La gestion d’une telle manne fait en tout cas l’objet d’un désaccord entre le Fonds monétaire international (FMI) et Tripoli. Dans un rapport daté du 10 avril rendant compte d’une mission en Libye, les experts du FMI recommandent au gouvernement de créer un Fonds d’épargne et de stabilisation chargé de faire fructifier les surplus en lieu et place du Fonds de réserve et du Fonds d’investissement. Une recommandation adressée à nombre de pays exportateurs de pétrole pour éviter la dilapidation des excédents observée lors des précédents booms pétroliers de 1973-1976 et de 1978-1981.
Dans le cas de la Libye, cette manie dépensière a repris. Les importations de biens se sont élevées à 8,8 milliards de dollars en 2004 (+ 22 % par rapport à 2003) et ont connu un nouveau pic à 10,9 milliards de dollars en 2005 (+ 24 %). L’excédent de la balance des paiements courants est passé de 7,3 milliards de dollars en 2004 à 16 milliards en 2005. Et pourrait atteindre 19,6 milliards en 2006. Le FMI accepte qu’une partie des surplus soit allouée aux dépenses publiques pour investir davantage dans les infrastructures sociales de base et améliorer ainsi le niveau de vie des Libyens. De fait, le budget 2006 a augmenté de 17 %. En outre, le gouvernement a exceptionnellement affecté quelque 3 milliards de dollars à des prêts subventionnés destinés à la construction de logements, ou pour lancer de petits projets ou des fermes. « Mais ces dépenses, avertit le FMI, doivent tenir compte de la capacité d’absorption de l’économie. » Or les hydrocarbures représentant 68 % du PIB en 2005, cette capacité d’absorption est limitée par le niveau insuffisant des investissements et de la croissance (4,5 % par an en moyenne entre 2006-2010).
Mais les autorités libyennes ne semblent guère enthousiasmées par la manière dont les experts du FMI conçoivent la gestion de ce Fonds.
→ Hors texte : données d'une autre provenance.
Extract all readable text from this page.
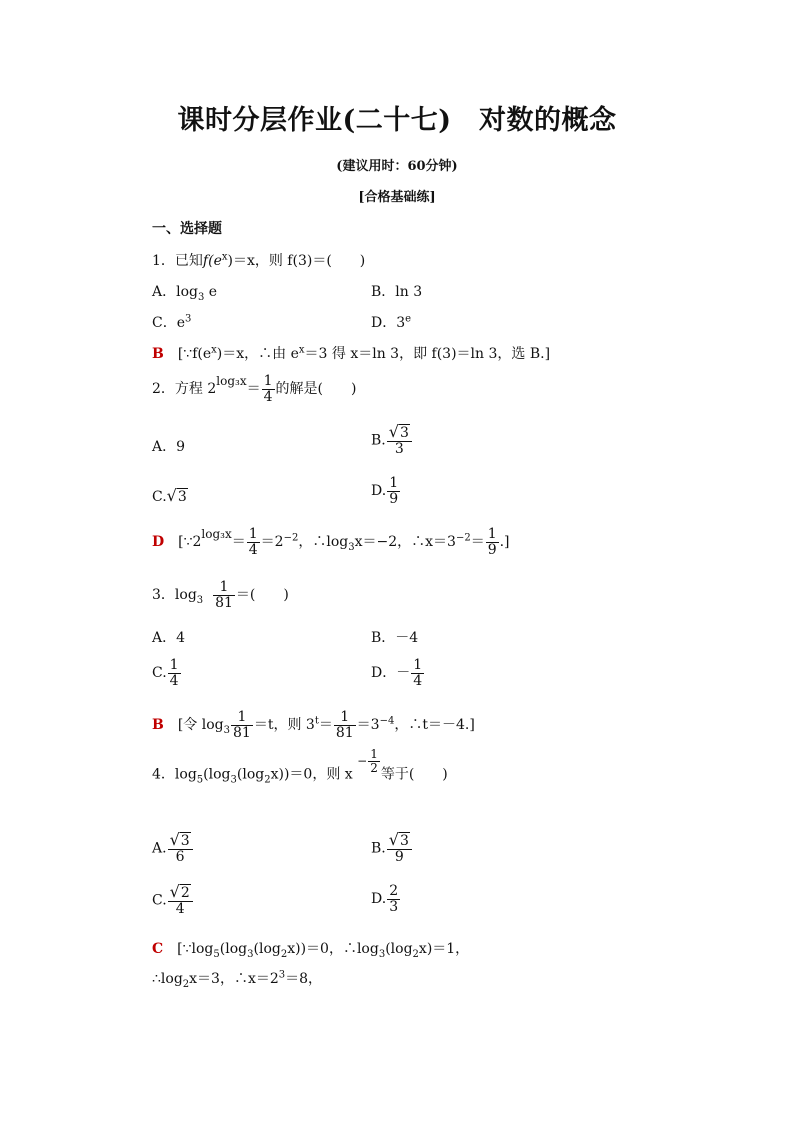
课时分层作业(二十七)　对数的概念
(建议用时：60分钟)
[合格基础练]
一、选择题
1．已知$f(e^x)=x$，则 f(3)＝(　　)
A．$\log_3 e$	B．ln 3
C．$e^3$	D．3e
B [$\because f(e^x)=x$，∴由 $e^x=3$ 得 x＝ln 3，即 f(3)＝ln 3，选 B.]
2．方程 $2\log_3x= \frac{1}{4}$ 的解是(　　)
A．9	B. $\frac{√3}{3}$
C.√3	D. $\frac{1}{9}$
D [∵2log₃x＝ $\frac{1}{4} =2^{-2}$，$\therefore\log_3x=-2$，$\therefore x=3^{-2}= \frac{1}{9}$ .]
3．$\log_3 \frac{1}{81}$ ＝(　　)
A．4	B．－4
C. $\frac{1}{4}$	D．－ $\frac{1}{4}$
B [令 $\log_3 \frac{1}{81} =t$，则 $3^t= \frac{1}{81} =3^{-4}$，∴t＝－4.]
4．$\log_5(\log_3(\log_2x))=0$，则 $x - \frac{1}{2}$
等于(　　)
A. $\frac{√3}{6}$	B. $\frac{√3}{9}$
C. $\frac{√2}{4}$	D. $\frac{2}{3}$
C [$\because\log_5(\log_3(\log_2x))=0$，$\therefore\log_3(\log_2x)=1$，
$\therefore\log_2x=3$，$\therefore x=2^3=8$，
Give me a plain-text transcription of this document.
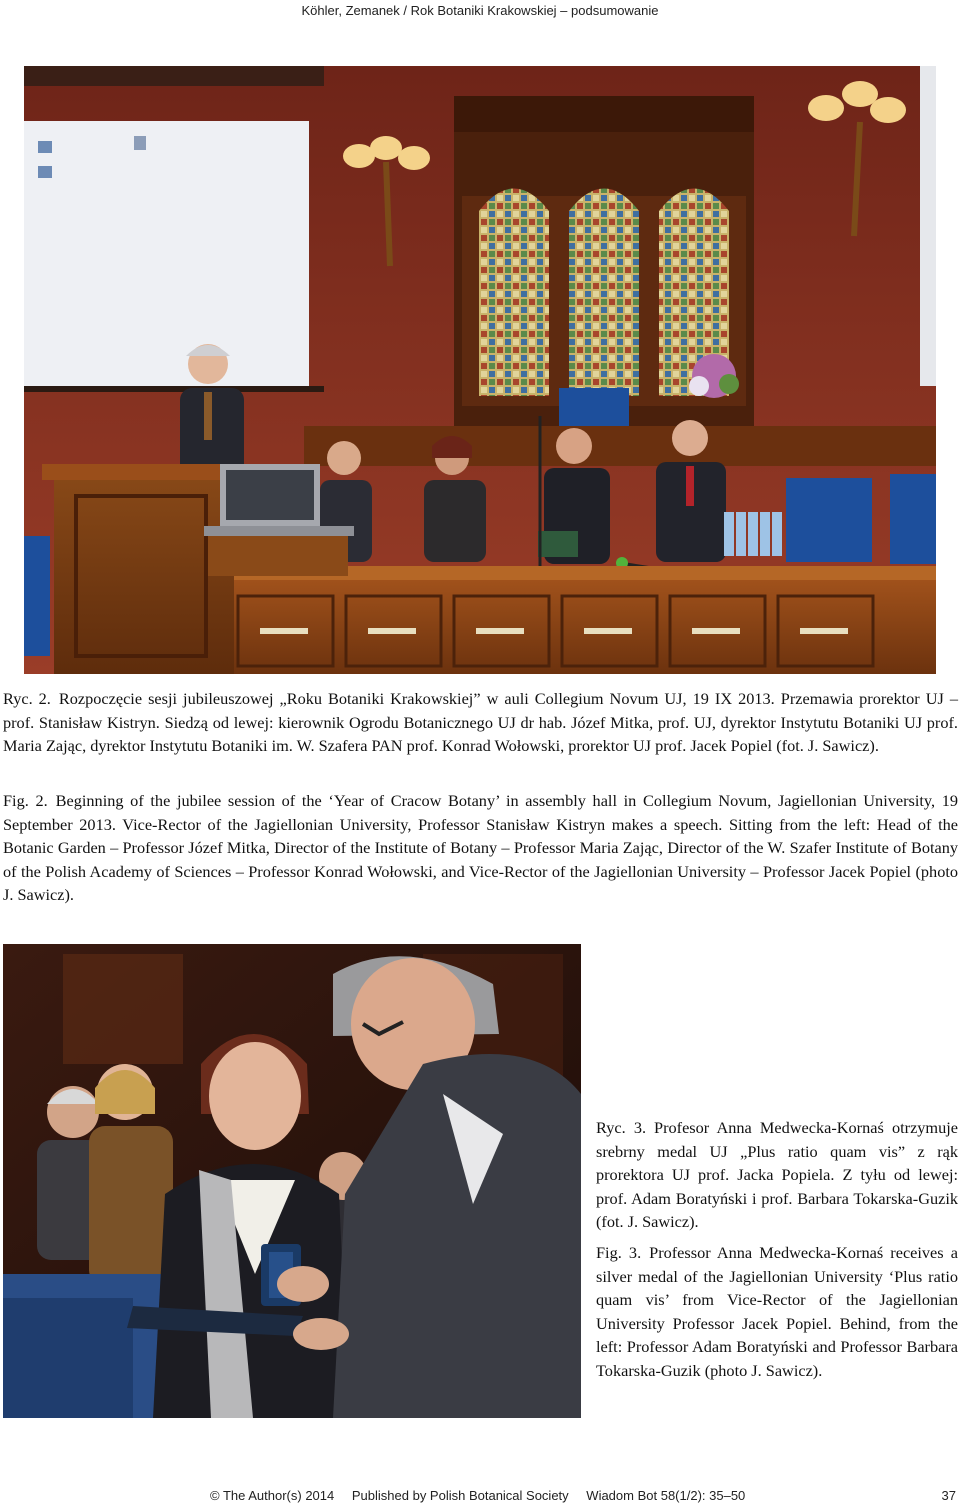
Köhler, Zemanek / Rok Botaniki Krakowskiej – podsumowanie

Ryc. 2. Rozpoczęcie sesji jubileuszowej „Roku Botaniki Krakowskiej” w auli Collegium Novum UJ, 19 IX 2013. Przemawia prorektor UJ – prof. Stanisław Kistryn. Siedzą od lewej: kierownik Ogrodu Botanicznego UJ dr hab. Józef Mitka, prof. UJ, dyrektor Instytutu Botaniki UJ prof. Maria Zając, dyrektor Instytutu Botaniki im. W. Szafera PAN prof. Konrad Wołowski, prorektor UJ prof. Jacek Popiel (fot. J. Sawicz).

Fig. 2. Beginning of the jubilee session of the ‘Year of Cracow Botany’ in assembly hall in Collegium Novum, Jagiellonian University, 19 September 2013. Vice-Rector of the Jagiellonian University, Professor Stanisław Kistryn makes a speech. Sitting from the left: Head of the Botanic Garden – Professor Józef Mitka, Director of the Institute of Botany – Professor Maria Zając, Director of the W. Szafer Institute of Botany of the Polish Academy of Sciences – Professor Konrad Wołowski, and Vice-Rector of the Jagiellonian University – Professor Jacek Popiel (photo J. Sawicz).

Ryc. 3. Profesor Anna Medwecka-Kornaś otrzymuje srebrny medal UJ „Plus ratio quam vis” z rąk prorektora UJ prof. Jacka Popiela. Z tyłu od lewej: prof. Adam Boratyński i prof. Barbara Tokarska-Guzik (fot. J. Sawicz).

Fig. 3. Professor Anna Medwecka-Kornaś receives a silver medal of the Jagiellonian University ‘Plus ratio quam vis’ from Vice-Rector of the Jagiellonian University Professor Jacek Popiel. Behind, from the left: Professor Adam Boratyński and Professor Barbara Tokarska-Guzik (photo J. Sawicz).

© The Author(s) 2014 Published by Polish Botanical Society Wiadom Bot 58(1/2): 35–50	37
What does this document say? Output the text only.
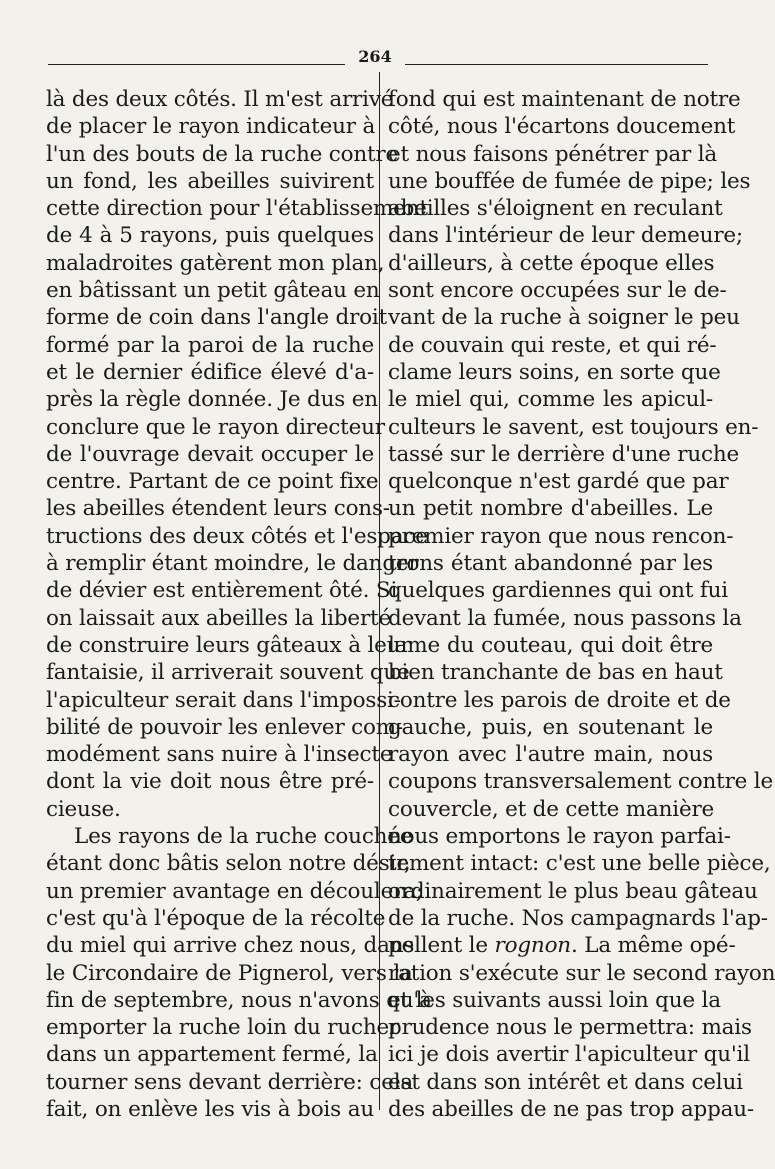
264
là des deux côtés. Il m'est arrivé
de placer le rayon indicateur à
l'un des bouts de la ruche contre
un fond, les abeilles suivirent
cette direction pour l'établissement
de 4 à 5 rayons, puis quelques
maladroites gatèrent mon plan,
en bâtissant un petit gâteau en
forme de coin dans l'angle droit
formé par la paroi de la ruche
et le dernier édifice élevé d'a-
près la règle donnée. Je dus en
conclure que le rayon directeur
de l'ouvrage devait occuper le
centre. Partant de ce point fixe
les abeilles étendent leurs cons-
tructions des deux côtés et l'espace
à remplir étant moindre, le danger
de dévier est entièrement ôté. Si
on laissait aux abeilles la liberté
de construire leurs gâteaux à leur
fantaisie, il arriverait souvent que
l'apiculteur serait dans l'impossi-
bilité de pouvoir les enlever com-
modément sans nuire à l'insecte
dont la vie doit nous être pré-
cieuse.
Les rayons de la ruche couchée
étant donc bâtis selon notre désir,
un premier avantage en découlera;
c'est qu'à l'époque de la récolte
du miel qui arrive chez nous, dans
le Circondaire de Pignerol, vers la
fin de septembre, nous n'avons qu'à
emporter la ruche loin du rucher
dans un appartement fermé, la
tourner sens devant derrière: cela
fait, on enlève les vis à bois au
fond qui est maintenant de notre
côté, nous l'écartons doucement
et nous faisons pénétrer par là
une bouffée de fumée de pipe; les
abeilles s'éloignent en reculant
dans l'intérieur de leur demeure;
d'ailleurs, à cette époque elles
sont encore occupées sur le de-
vant de la ruche à soigner le peu
de couvain qui reste, et qui ré-
clame leurs soins, en sorte que
le miel qui, comme les apicul-
culteurs le savent, est toujours en-
tassé sur le derrière d'une ruche
quelconque n'est gardé que par
un petit nombre d'abeilles. Le
premier rayon que nous rencon-
trons étant abandonné par les
quelques gardiennes qui ont fui
devant la fumée, nous passons la
lame du couteau, qui doit être
bien tranchante de bas en haut
contre les parois de droite et de
gauche, puis, en soutenant le
rayon avec l'autre main, nous
coupons transversalement contre le
couvercle, et de cette manière
nous emportons le rayon parfai-
tement intact: c'est une belle pièce,
ordinairement le plus beau gâteau
de la ruche. Nos campagnards l'ap-
pellent le rognon. La même opé-
ration s'exécute sur le second rayon
et les suivants aussi loin que la
prudence nous le permettra: mais
ici je dois avertir l'apiculteur qu'il
est dans son intérêt et dans celui
des abeilles de ne pas trop appau-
Car ces derniers estiment que les investissements publics doivent être financés directement par le budget de l’État, que le Fonds ne doit investir qu’à l’étranger et qu’il « devra être géré par des règles strictes qui devront être totalement appliquées ». Ce qui revient à demander l’impossible aux dirigeants libyens, les revenus du pétrole étant jusque-là gérés comme une affaire de famille par Kadhafi et ses lieutenants.